The New England Journal of Medicine (NEJM) took the opposite tack, highlighting the drugs’ potential in fighting coronavirus and recommending patients continue taking the drugs until more about the risks is known. Several of the scientists who co-authored it had done extensive, industry-supported research on antihypertensive drugs.

CONFLICTS OF INTEREST
Dr Kevin Kavanagh, founder of Health Watch USA, a patient advocacy organization, questioned whether scientists who are funded by the drug industry should be advising clinicians, given the high stakes.

“You need to consider stepping back, and let others without a conflict of interest try to make a call,” Kavanagh said.

His organization recommends that doctors temporarily avoid putting new patients on the drugs and warn those currently on them to take extreme precautions to avoid virus exposure.

Dr Scott David Solomon, a co-author of the NEJM article, conducts industry-financed research but said it has no influence on his position.

“Not only is there no compelling evidence that we should be discontinuing those medications, but there’s reason to think that doing so might actually cause harm,” said Solomon, who is the director of noninvasive cardiology at Brigham and Women’s Hospital in Boston.

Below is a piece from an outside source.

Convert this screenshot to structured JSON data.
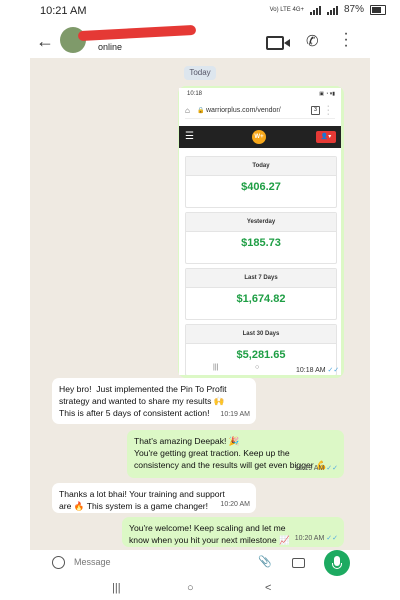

The lack of consensus leaves doctors to navigate the issue patient by patient. Alexander, of Johns Hopkins, is trying to strike a balance in his own practice. Patients with more severe blood-pressure problems may need to keep taking the medicines, he said, while patients with milder or newly diagnosed cases could instead take one of the “literally dozens” of alternative hypertension treatments.

“Rest assured,” he said, “there are dozens of scientific teams working feverishly to put this question to bed.”